Tuesday, February 4, 2014

What Has Happened to Great Britain?

I have a soft spot for Britain. I lived there for several years in the 1980s and as a New Zealander of predominantly British extraction I look to it for symbols and trends that inform me about life in my own country that shares so many institutions and traditions with the Mother Country. Unfortunately, these days I do not like what I see.

Great Britain gave us the Magna Carta, the Common Law and the rule of law, the (original) Bill of Rights, John Locke, Thomas Paine, Adam Smith, the abolition of the slave trade and the bulldog spirit that stood alone against fascism for the first two years of World War II.  These great traditions made Britain by the 19th Century not only the wealthiest and  most powerful country in the world but probably the best to live in for the vast majority of its population. And it wasn't just the homeland that enjoyed this great, liberal tradition - it was the template for successful nation states all over the world. But today Britain is choosing to abandon all that has made it great and, in a sad irony, is adopting the characteristics of the despotic regimes its people have fought against down through the years.

Britain has more surveillance cameras per person than any other country on earth with an estimated 20% of all the world's public CCTV cameras - 5 million in total or 1 for every 11 people. It has revoked the right to silence in criminal cases (an important historical protection against the use of torture for obtaining evidence). More recently British judges have started jailing people for abusive comments on Twitter and following the Leveson Inquiry into hacking of cellphone records by News of the World journalists, the three major British political parties have agreed to introduce the regulation of all content of newspapers and other media. And in the latest assault on a free press and on free speech, a proposed 'deregulation bill' enables judges to authorise the seizure of journalists' notebooks and digital files in secret hearings.
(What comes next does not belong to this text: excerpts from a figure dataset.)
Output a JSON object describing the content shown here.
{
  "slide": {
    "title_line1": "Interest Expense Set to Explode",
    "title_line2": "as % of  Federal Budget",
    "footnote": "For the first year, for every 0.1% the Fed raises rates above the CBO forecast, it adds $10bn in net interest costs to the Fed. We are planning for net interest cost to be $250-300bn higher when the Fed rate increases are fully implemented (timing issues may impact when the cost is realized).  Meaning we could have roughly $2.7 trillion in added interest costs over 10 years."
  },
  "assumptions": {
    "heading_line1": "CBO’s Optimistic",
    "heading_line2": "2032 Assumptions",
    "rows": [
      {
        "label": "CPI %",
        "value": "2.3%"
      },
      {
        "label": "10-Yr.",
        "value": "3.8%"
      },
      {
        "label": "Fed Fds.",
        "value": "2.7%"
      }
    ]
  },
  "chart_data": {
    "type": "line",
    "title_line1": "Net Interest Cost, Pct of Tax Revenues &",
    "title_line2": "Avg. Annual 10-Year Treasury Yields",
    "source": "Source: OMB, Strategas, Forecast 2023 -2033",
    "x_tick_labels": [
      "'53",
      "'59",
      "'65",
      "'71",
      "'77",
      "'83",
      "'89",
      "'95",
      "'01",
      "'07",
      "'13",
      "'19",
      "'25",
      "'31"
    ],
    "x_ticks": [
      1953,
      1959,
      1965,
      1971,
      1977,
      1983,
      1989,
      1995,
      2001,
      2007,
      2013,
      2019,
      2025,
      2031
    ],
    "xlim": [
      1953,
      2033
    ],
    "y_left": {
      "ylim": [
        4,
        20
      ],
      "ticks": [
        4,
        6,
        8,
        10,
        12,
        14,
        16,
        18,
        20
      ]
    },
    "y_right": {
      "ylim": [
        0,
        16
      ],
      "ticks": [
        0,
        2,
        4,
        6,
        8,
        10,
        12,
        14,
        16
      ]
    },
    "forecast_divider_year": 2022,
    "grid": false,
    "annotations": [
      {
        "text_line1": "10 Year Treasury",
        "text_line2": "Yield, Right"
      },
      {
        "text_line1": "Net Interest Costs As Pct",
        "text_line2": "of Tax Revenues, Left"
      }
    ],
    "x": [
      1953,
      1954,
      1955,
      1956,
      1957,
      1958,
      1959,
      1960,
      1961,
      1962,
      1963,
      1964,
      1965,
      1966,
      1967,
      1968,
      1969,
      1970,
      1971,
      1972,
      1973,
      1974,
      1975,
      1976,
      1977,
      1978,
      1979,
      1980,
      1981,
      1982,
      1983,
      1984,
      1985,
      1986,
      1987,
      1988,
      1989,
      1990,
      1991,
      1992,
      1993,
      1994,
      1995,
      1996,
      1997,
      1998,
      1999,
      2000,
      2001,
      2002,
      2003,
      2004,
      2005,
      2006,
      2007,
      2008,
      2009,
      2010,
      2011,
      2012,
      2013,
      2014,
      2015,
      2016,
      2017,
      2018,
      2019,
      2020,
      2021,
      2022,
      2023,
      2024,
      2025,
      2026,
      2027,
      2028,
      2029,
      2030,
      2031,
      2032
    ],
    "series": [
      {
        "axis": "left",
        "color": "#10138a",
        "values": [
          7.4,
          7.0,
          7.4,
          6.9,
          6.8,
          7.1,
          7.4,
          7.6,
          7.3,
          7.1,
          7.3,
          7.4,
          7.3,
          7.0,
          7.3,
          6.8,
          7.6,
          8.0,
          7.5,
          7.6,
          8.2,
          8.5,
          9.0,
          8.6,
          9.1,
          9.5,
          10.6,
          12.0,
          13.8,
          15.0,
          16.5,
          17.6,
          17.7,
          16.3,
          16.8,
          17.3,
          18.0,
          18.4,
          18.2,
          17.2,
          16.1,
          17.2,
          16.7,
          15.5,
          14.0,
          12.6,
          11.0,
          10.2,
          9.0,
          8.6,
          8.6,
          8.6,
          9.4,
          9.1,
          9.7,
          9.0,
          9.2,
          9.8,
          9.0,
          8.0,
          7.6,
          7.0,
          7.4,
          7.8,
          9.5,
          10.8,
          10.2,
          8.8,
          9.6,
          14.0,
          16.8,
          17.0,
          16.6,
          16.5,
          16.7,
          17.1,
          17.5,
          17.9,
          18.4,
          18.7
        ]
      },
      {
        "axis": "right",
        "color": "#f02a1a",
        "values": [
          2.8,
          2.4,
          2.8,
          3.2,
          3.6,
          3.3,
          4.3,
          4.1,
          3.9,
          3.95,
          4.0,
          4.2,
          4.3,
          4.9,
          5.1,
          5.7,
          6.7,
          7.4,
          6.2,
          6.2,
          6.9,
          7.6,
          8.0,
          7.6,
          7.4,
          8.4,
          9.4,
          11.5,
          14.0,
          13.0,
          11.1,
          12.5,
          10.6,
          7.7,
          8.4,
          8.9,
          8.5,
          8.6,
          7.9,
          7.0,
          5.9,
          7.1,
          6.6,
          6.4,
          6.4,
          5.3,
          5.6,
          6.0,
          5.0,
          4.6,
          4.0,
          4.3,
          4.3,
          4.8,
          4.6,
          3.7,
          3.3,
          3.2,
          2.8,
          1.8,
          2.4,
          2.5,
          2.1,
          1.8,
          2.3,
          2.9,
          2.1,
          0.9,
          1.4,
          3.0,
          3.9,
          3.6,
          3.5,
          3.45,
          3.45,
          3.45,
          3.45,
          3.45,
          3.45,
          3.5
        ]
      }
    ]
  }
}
That great British writer, George Orwell, would recognise all of this from his prescient novel, 1984. Orwell modelled his fictitious society on the Soviet Union when he penned his novel in 1948 but he was sounding a warning for his own country. It is a shame that the model for liberal, democratic society all over the world is now looking like the model for Airstrip One.

1 comment:

Unknown said...

It's no coincidence that the UK were the first to jump on the FATCA bandwagon.